When the young man yelled, “Totality!” I felt it deeply and could not help but scream it too. “Totality!” I shouted at the sky. I felt perfect and exactly where I was meant to be, aligned and whole. My breathing deepened and filled my chest with elation.
Why would an eclipse make me feel this way? Is it cellular, neurological, epigenetic, or cosmic consciousness? Is it the exhilaration of novelty? Is it the recognition in that one celestial moment of my infinite totality?
Witnessing the eclipse brings human existence into perspective, reminding us of how small and insignificant we are, a humble and yet enlightening viewpoint. Instead of the sun being a blinding unobservable light in the sky, it is suddenly a knowable, visible star bringing it into closer relational proximity to us. We become aware that we are part of it all, the whole cosmic dance of existence, the magical realms as well as the bodily, all of it all at once and everything.

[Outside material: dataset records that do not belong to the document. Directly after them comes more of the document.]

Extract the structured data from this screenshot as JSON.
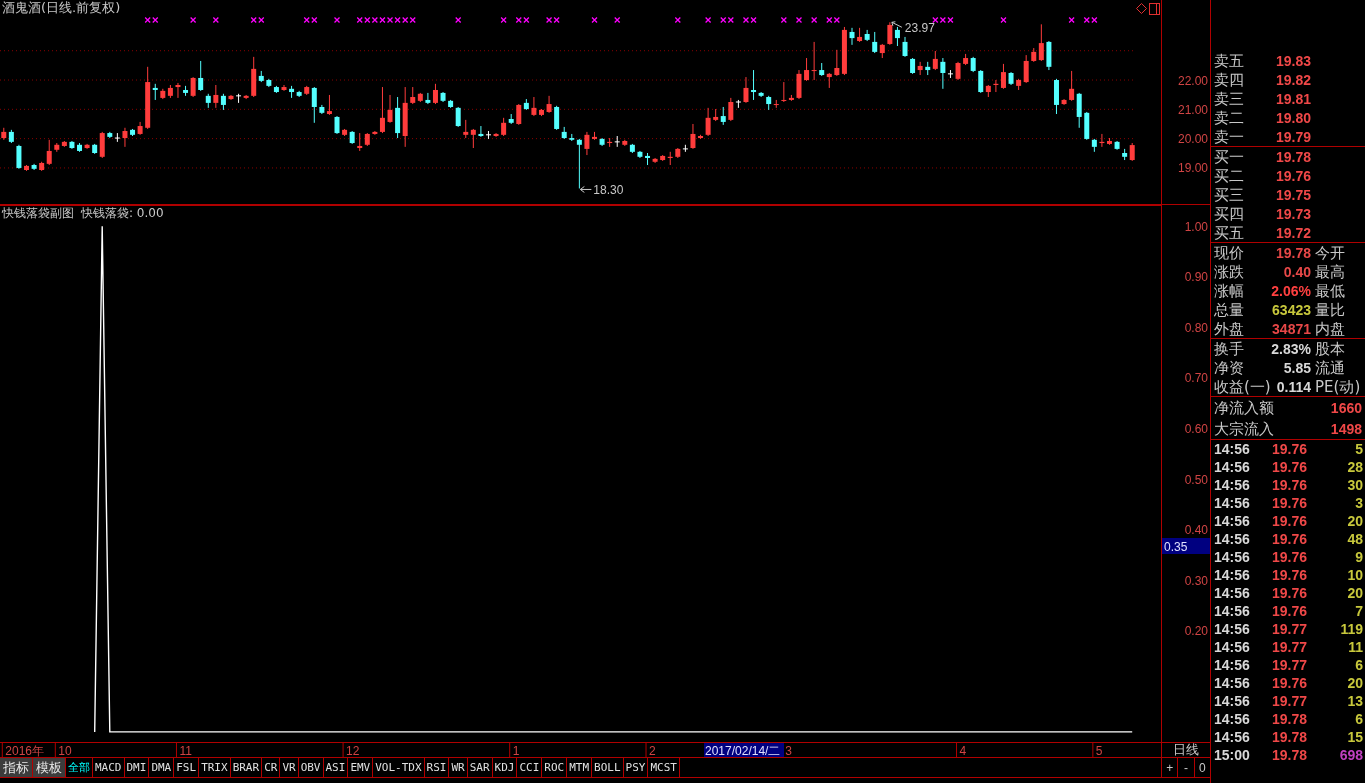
{
  "chart_header": {
    "title": "酒鬼酒(日线.前复权)"
  },
  "candle_chart": {
    "high_price": "23.97",
    "low_price": "18.30",
    "chart_data": {
      "type": "candlestick",
      "grid": true,
      "ylim": [
        17.77,
        24.73
      ],
      "yticks": [
        {
          "value": 19,
          "label": "19.00"
        },
        {
          "value": 20,
          "label": "20.00"
        },
        {
          "value": 21,
          "label": "21.00"
        },
        {
          "value": 22,
          "label": "22.00"
        }
      ],
      "ohlc": [
        [
          20.02,
          20.37,
          19.96,
          20.23
        ],
        [
          20.23,
          20.3,
          19.85,
          19.89
        ],
        [
          19.75,
          19.79,
          18.97,
          19.0
        ],
        [
          18.93,
          19.1,
          18.9,
          19.07
        ],
        [
          19.1,
          19.14,
          18.93,
          18.97
        ],
        [
          18.93,
          19.21,
          18.9,
          19.17
        ],
        [
          19.14,
          19.96,
          19.1,
          19.58
        ],
        [
          19.62,
          19.85,
          19.55,
          19.79
        ],
        [
          19.75,
          19.92,
          19.72,
          19.89
        ],
        [
          19.89,
          19.92,
          19.65,
          19.68
        ],
        [
          19.79,
          19.85,
          19.55,
          19.58
        ],
        [
          19.68,
          19.82,
          19.65,
          19.79
        ],
        [
          19.79,
          19.82,
          19.48,
          19.51
        ],
        [
          19.38,
          20.23,
          19.34,
          20.19
        ],
        [
          20.19,
          20.23,
          20.02,
          20.06
        ],
        [
          20.02,
          20.19,
          19.89,
          20.02
        ],
        [
          20.02,
          20.37,
          19.72,
          20.26
        ],
        [
          20.3,
          20.33,
          20.09,
          20.13
        ],
        [
          20.16,
          20.57,
          20.13,
          20.43
        ],
        [
          20.37,
          22.45,
          20.33,
          21.93
        ],
        [
          21.73,
          21.87,
          21.32,
          21.66
        ],
        [
          21.39,
          21.7,
          21.35,
          21.63
        ],
        [
          21.46,
          21.83,
          21.39,
          21.73
        ],
        [
          21.76,
          21.9,
          21.39,
          21.83
        ],
        [
          21.66,
          21.8,
          21.46,
          21.56
        ],
        [
          21.46,
          22.1,
          21.42,
          22.07
        ],
        [
          22.07,
          22.65,
          21.63,
          21.66
        ],
        [
          21.46,
          21.53,
          21.05,
          21.22
        ],
        [
          21.22,
          21.83,
          21.05,
          21.49
        ],
        [
          21.46,
          21.53,
          20.98,
          21.15
        ],
        [
          21.35,
          21.49,
          21.32,
          21.46
        ],
        [
          21.46,
          21.53,
          21.22,
          21.46
        ],
        [
          21.39,
          21.49,
          21.35,
          21.46
        ],
        [
          21.46,
          22.79,
          21.42,
          22.38
        ],
        [
          22.14,
          22.31,
          21.93,
          21.97
        ],
        [
          22.0,
          22.04,
          21.76,
          21.8
        ],
        [
          21.76,
          21.8,
          21.56,
          21.59
        ],
        [
          21.66,
          21.83,
          21.63,
          21.76
        ],
        [
          21.7,
          21.8,
          21.39,
          21.59
        ],
        [
          21.59,
          21.63,
          21.42,
          21.46
        ],
        [
          21.53,
          21.8,
          21.49,
          21.76
        ],
        [
          21.73,
          21.76,
          20.54,
          21.08
        ],
        [
          21.08,
          21.15,
          20.84,
          20.88
        ],
        [
          20.84,
          21.49,
          20.81,
          20.94
        ],
        [
          20.74,
          20.77,
          20.16,
          20.19
        ],
        [
          20.13,
          20.33,
          20.09,
          20.3
        ],
        [
          20.23,
          20.26,
          19.82,
          19.85
        ],
        [
          19.68,
          20.19,
          19.58,
          19.75
        ],
        [
          19.79,
          20.19,
          19.75,
          20.16
        ],
        [
          20.16,
          20.26,
          20.13,
          20.23
        ],
        [
          20.23,
          21.76,
          20.19,
          20.71
        ],
        [
          20.57,
          21.49,
          20.54,
          20.98
        ],
        [
          21.05,
          21.42,
          20.02,
          20.19
        ],
        [
          20.09,
          21.76,
          19.72,
          21.22
        ],
        [
          21.22,
          21.76,
          21.18,
          21.42
        ],
        [
          21.29,
          21.56,
          21.25,
          21.53
        ],
        [
          21.32,
          21.56,
          21.18,
          21.22
        ],
        [
          21.22,
          21.87,
          21.18,
          21.66
        ],
        [
          21.56,
          21.59,
          21.25,
          21.29
        ],
        [
          21.29,
          21.32,
          21.05,
          21.08
        ],
        [
          21.05,
          21.08,
          20.4,
          20.43
        ],
        [
          20.13,
          20.64,
          20.02,
          20.23
        ],
        [
          20.13,
          20.33,
          19.68,
          20.3
        ],
        [
          20.16,
          20.43,
          20.06,
          20.09
        ],
        [
          20.13,
          20.26,
          19.99,
          20.13
        ],
        [
          20.09,
          20.19,
          20.06,
          20.16
        ],
        [
          20.13,
          20.71,
          20.09,
          20.54
        ],
        [
          20.67,
          20.84,
          20.5,
          20.54
        ],
        [
          20.5,
          21.18,
          20.47,
          21.15
        ],
        [
          21.22,
          21.35,
          20.98,
          21.01
        ],
        [
          20.81,
          21.42,
          20.77,
          21.05
        ],
        [
          20.81,
          21.01,
          20.77,
          20.98
        ],
        [
          20.91,
          21.46,
          20.88,
          21.18
        ],
        [
          21.08,
          21.12,
          20.3,
          20.33
        ],
        [
          20.23,
          20.4,
          19.99,
          20.02
        ],
        [
          20.02,
          20.16,
          19.92,
          19.96
        ],
        [
          19.96,
          19.99,
          18.3,
          19.79
        ],
        [
          19.65,
          20.23,
          19.44,
          20.13
        ],
        [
          19.99,
          20.23,
          19.96,
          20.06
        ],
        [
          19.99,
          20.02,
          19.75,
          19.79
        ],
        [
          19.85,
          20.02,
          19.72,
          19.89
        ],
        [
          19.89,
          20.09,
          19.72,
          19.89
        ],
        [
          19.79,
          19.96,
          19.75,
          19.92
        ],
        [
          19.79,
          19.82,
          19.51,
          19.55
        ],
        [
          19.55,
          19.58,
          19.34,
          19.38
        ],
        [
          19.41,
          19.51,
          19.1,
          19.34
        ],
        [
          19.21,
          19.34,
          19.17,
          19.31
        ],
        [
          19.27,
          19.44,
          19.24,
          19.41
        ],
        [
          19.34,
          19.55,
          19.1,
          19.38
        ],
        [
          19.38,
          19.68,
          19.34,
          19.65
        ],
        [
          19.65,
          19.79,
          19.55,
          19.65
        ],
        [
          19.68,
          20.5,
          19.65,
          20.16
        ],
        [
          20.02,
          20.13,
          19.99,
          20.09
        ],
        [
          20.13,
          21.05,
          20.09,
          20.71
        ],
        [
          20.64,
          21.01,
          20.6,
          20.74
        ],
        [
          20.77,
          21.08,
          20.47,
          20.57
        ],
        [
          20.64,
          21.39,
          20.6,
          21.25
        ],
        [
          21.25,
          21.32,
          21.05,
          21.25
        ],
        [
          21.25,
          22.1,
          21.22,
          21.73
        ],
        [
          21.66,
          22.34,
          21.32,
          21.59
        ],
        [
          21.56,
          21.59,
          21.42,
          21.46
        ],
        [
          21.42,
          21.46,
          20.98,
          21.18
        ],
        [
          21.15,
          21.32,
          21.05,
          21.18
        ],
        [
          21.29,
          21.93,
          21.25,
          21.32
        ],
        [
          21.32,
          21.49,
          21.29,
          21.39
        ],
        [
          21.39,
          22.34,
          21.35,
          22.21
        ],
        [
          22.0,
          22.75,
          21.97,
          22.34
        ],
        [
          22.31,
          23.3,
          22.0,
          22.34
        ],
        [
          22.34,
          22.58,
          22.14,
          22.17
        ],
        [
          22.1,
          22.24,
          21.73,
          22.21
        ],
        [
          22.17,
          23.03,
          22.14,
          22.41
        ],
        [
          22.21,
          23.81,
          22.17,
          23.71
        ],
        [
          23.64,
          23.78,
          23.2,
          23.43
        ],
        [
          23.33,
          23.78,
          23.3,
          23.47
        ],
        [
          23.57,
          23.71,
          23.33,
          23.37
        ],
        [
          23.3,
          23.64,
          22.92,
          22.96
        ],
        [
          22.92,
          23.23,
          22.75,
          23.2
        ],
        [
          23.23,
          23.97,
          23.2,
          23.88
        ],
        [
          23.71,
          23.81,
          23.16,
          23.43
        ],
        [
          23.3,
          23.47,
          22.79,
          22.82
        ],
        [
          22.72,
          22.75,
          22.21,
          22.24
        ],
        [
          22.34,
          22.62,
          22.17,
          22.48
        ],
        [
          22.45,
          22.62,
          22.17,
          22.34
        ],
        [
          22.38,
          22.99,
          22.34,
          22.72
        ],
        [
          22.62,
          22.75,
          21.7,
          22.24
        ],
        [
          22.21,
          22.34,
          22.07,
          22.21
        ],
        [
          22.04,
          22.62,
          22.0,
          22.58
        ],
        [
          22.55,
          22.89,
          22.51,
          22.75
        ],
        [
          22.75,
          22.79,
          22.27,
          22.31
        ],
        [
          22.31,
          22.34,
          21.56,
          21.59
        ],
        [
          21.59,
          21.83,
          21.42,
          21.8
        ],
        [
          21.83,
          22.0,
          21.59,
          21.87
        ],
        [
          21.73,
          22.55,
          21.7,
          22.27
        ],
        [
          22.24,
          22.27,
          21.83,
          21.87
        ],
        [
          21.8,
          22.04,
          21.66,
          22.0
        ],
        [
          21.93,
          22.85,
          21.9,
          22.65
        ],
        [
          22.65,
          23.09,
          22.62,
          22.96
        ],
        [
          22.68,
          23.9,
          22.65,
          23.26
        ],
        [
          23.3,
          23.33,
          22.34,
          22.45
        ],
        [
          22.0,
          22.04,
          20.84,
          21.15
        ],
        [
          21.18,
          21.35,
          21.15,
          21.32
        ],
        [
          21.32,
          22.31,
          21.29,
          21.7
        ],
        [
          21.53,
          21.56,
          20.37,
          20.74
        ],
        [
          20.88,
          20.91,
          19.96,
          19.99
        ],
        [
          19.96,
          19.99,
          19.55,
          19.72
        ],
        [
          19.85,
          20.16,
          19.72,
          19.89
        ],
        [
          19.82,
          20.02,
          19.79,
          19.92
        ],
        [
          19.89,
          19.92,
          19.62,
          19.65
        ],
        [
          19.51,
          19.65,
          19.27,
          19.38
        ],
        [
          19.27,
          19.85,
          19.24,
          19.78
        ]
      ]
    }
  },
  "indicator_panel": {
    "title": "快钱落袋副图",
    "reading": ": 0.00",
    "cursor_value": "0.35",
    "chart_data": {
      "type": "line",
      "ylim": [
        -0.02,
        1.04
      ],
      "yticks": [
        {
          "value": 0.2,
          "label": "0.20"
        },
        {
          "value": 0.3,
          "label": "0.30"
        },
        {
          "value": 0.4,
          "label": "0.40"
        },
        {
          "value": 0.5,
          "label": "0.50"
        },
        {
          "value": 0.6,
          "label": "0.60"
        },
        {
          "value": 0.7,
          "label": "0.70"
        },
        {
          "value": 0.8,
          "label": "0.80"
        },
        {
          "value": 0.9,
          "label": "0.90"
        },
        {
          "value": 1.0,
          "label": "1.00"
        }
      ],
      "series": [
        {
          "name": "快钱落袋",
          "color": "#ffffff",
          "values": [
            null,
            null,
            null,
            null,
            null,
            null,
            null,
            null,
            null,
            null,
            null,
            null,
            0,
            1,
            0,
            0,
            0,
            0,
            0,
            0,
            0,
            0,
            0,
            0,
            0,
            0,
            0,
            0,
            0,
            0,
            0,
            0,
            0,
            0,
            0,
            0,
            0,
            0,
            0,
            0,
            0,
            0,
            0,
            0,
            0,
            0,
            0,
            0,
            0,
            0,
            0,
            0,
            0,
            0,
            0,
            0,
            0,
            0,
            0,
            0,
            0,
            0,
            0,
            0,
            0,
            0,
            0,
            0,
            0,
            0,
            0,
            0,
            0,
            0,
            0,
            0,
            0,
            0,
            0,
            0,
            0,
            0,
            0,
            0,
            0,
            0,
            0,
            0,
            0,
            0,
            0,
            0,
            0,
            0,
            0,
            0,
            0,
            0,
            0,
            0,
            0,
            0,
            0,
            0,
            0,
            0,
            0,
            0,
            0,
            0,
            0,
            0,
            0,
            0,
            0,
            0,
            0,
            0,
            0,
            0,
            0,
            0,
            0,
            0,
            0,
            0,
            0,
            0,
            0,
            0,
            0,
            0,
            0,
            0,
            0,
            0,
            0,
            0,
            0,
            0,
            0,
            0,
            0,
            0,
            0,
            0,
            0,
            0,
            0,
            0
          ]
        }
      ]
    }
  },
  "date_axis": {
    "labels": [
      "2016年",
      "10",
      "11",
      "12",
      "1",
      "2",
      "3",
      "4",
      "5"
    ],
    "cursor_date": "2017/02/14/二",
    "period": "日线"
  },
  "toolbar": {
    "menus": [
      {
        "label": "指标"
      },
      {
        "label": "模板"
      }
    ],
    "tabs": [
      {
        "label": "全部",
        "selected": true
      },
      {
        "label": "MACD",
        "selected": false
      },
      {
        "label": "DMI",
        "selected": false
      },
      {
        "label": "DMA",
        "selected": false
      },
      {
        "label": "FSL",
        "selected": false
      },
      {
        "label": "TRIX",
        "selected": false
      },
      {
        "label": "BRAR",
        "selected": false
      },
      {
        "label": "CR",
        "selected": false
      },
      {
        "label": "VR",
        "selected": false
      },
      {
        "label": "OBV",
        "selected": false
      },
      {
        "label": "ASI",
        "selected": false
      },
      {
        "label": "EMV",
        "selected": false
      },
      {
        "label": "VOL-TDX",
        "selected": false
      },
      {
        "label": "RSI",
        "selected": false
      },
      {
        "label": "WR",
        "selected": false
      },
      {
        "label": "SAR",
        "selected": false
      },
      {
        "label": "KDJ",
        "selected": false
      },
      {
        "label": "CCI",
        "selected": false
      },
      {
        "label": "ROC",
        "selected": false
      },
      {
        "label": "MTM",
        "selected": false
      },
      {
        "label": "BOLL",
        "selected": false
      },
      {
        "label": "PSY",
        "selected": false
      },
      {
        "label": "MCST",
        "selected": false
      }
    ],
    "zoom_buttons": [
      {
        "label": "+"
      },
      {
        "label": "-"
      },
      {
        "label": "0"
      }
    ]
  },
  "quote_panel": {
    "asks": [
      {
        "label": "卖五",
        "price": "19.83"
      },
      {
        "label": "卖四",
        "price": "19.82"
      },
      {
        "label": "卖三",
        "price": "19.81"
      },
      {
        "label": "卖二",
        "price": "19.80"
      },
      {
        "label": "卖一",
        "price": "19.79"
      }
    ],
    "bids": [
      {
        "label": "买一",
        "price": "19.78"
      },
      {
        "label": "买二",
        "price": "19.76"
      },
      {
        "label": "买三",
        "price": "19.75"
      },
      {
        "label": "买四",
        "price": "19.73"
      },
      {
        "label": "买五",
        "price": "19.72"
      }
    ],
    "stats": [
      {
        "label": "现价",
        "value": "19.78",
        "color": "#e84848",
        "side_label": "今开"
      },
      {
        "label": "涨跌",
        "value": "0.40",
        "color": "#e84848",
        "side_label": "最高"
      },
      {
        "label": "涨幅",
        "value": "2.06%",
        "color": "#ff4040",
        "side_label": "最低"
      },
      {
        "label": "总量",
        "value": "63423",
        "color": "#c8c83c",
        "side_label": "量比"
      },
      {
        "label": "外盘",
        "value": "34871",
        "color": "#e84848",
        "side_label": "内盘"
      }
    ],
    "fundamentals": [
      {
        "label": "换手",
        "value": "2.83%",
        "side_label": "股本"
      },
      {
        "label": "净资",
        "value": "5.85",
        "side_label": "流通"
      },
      {
        "label": "收益(一)",
        "value": "0.114",
        "side_label": "PE(动)"
      }
    ],
    "flows": [
      {
        "label": "净流入额",
        "value": "1660"
      },
      {
        "label": "大宗流入",
        "value": "1498"
      }
    ],
    "ticks": [
      {
        "time": "14:56",
        "price": "19.76",
        "volume": "5",
        "color": "#c8c83c"
      },
      {
        "time": "14:56",
        "price": "19.76",
        "volume": "28",
        "color": "#c8c83c"
      },
      {
        "time": "14:56",
        "price": "19.76",
        "volume": "30",
        "color": "#c8c83c"
      },
      {
        "time": "14:56",
        "price": "19.76",
        "volume": "3",
        "color": "#c8c83c"
      },
      {
        "time": "14:56",
        "price": "19.76",
        "volume": "20",
        "color": "#c8c83c"
      },
      {
        "time": "14:56",
        "price": "19.76",
        "volume": "48",
        "color": "#c8c83c"
      },
      {
        "time": "14:56",
        "price": "19.76",
        "volume": "9",
        "color": "#c8c83c"
      },
      {
        "time": "14:56",
        "price": "19.76",
        "volume": "10",
        "color": "#c8c83c"
      },
      {
        "time": "14:56",
        "price": "19.76",
        "volume": "20",
        "color": "#c8c83c"
      },
      {
        "time": "14:56",
        "price": "19.76",
        "volume": "7",
        "color": "#c8c83c"
      },
      {
        "time": "14:56",
        "price": "19.77",
        "volume": "119",
        "color": "#c8c83c"
      },
      {
        "time": "14:56",
        "price": "19.77",
        "volume": "11",
        "color": "#c8c83c"
      },
      {
        "time": "14:56",
        "price": "19.77",
        "volume": "6",
        "color": "#c8c83c"
      },
      {
        "time": "14:56",
        "price": "19.76",
        "volume": "20",
        "color": "#c8c83c"
      },
      {
        "time": "14:56",
        "price": "19.77",
        "volume": "13",
        "color": "#c8c83c"
      },
      {
        "time": "14:56",
        "price": "19.78",
        "volume": "6",
        "color": "#c8c83c"
      },
      {
        "time": "14:56",
        "price": "19.78",
        "volume": "15",
        "color": "#c8c83c"
      },
      {
        "time": "15:00",
        "price": "19.78",
        "volume": "698",
        "color": "#c040c0"
      }
    ]
  }
}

As you know, the sun did return to its full luminosity as predicted. In doing so, our bodies relaxed with relief. The world had ended and was reborn again. Life could return to usual, but things were not quite the same as they were before, though none of us could explain why. Ladybugs converged on my daughter, and she let them meander across her fingers and legs. We called an Uber and headed for the airport.
Our flight was not delayed, though it was uncomfortably turbulent. We made it home to an excited dog and woke up early the next day for school and work. Days have passed and the myopic tasks of life accumulated. But every now and then, I stop and remember. Gazing up at the sky, I scream, “Totality!” and it still feels really good.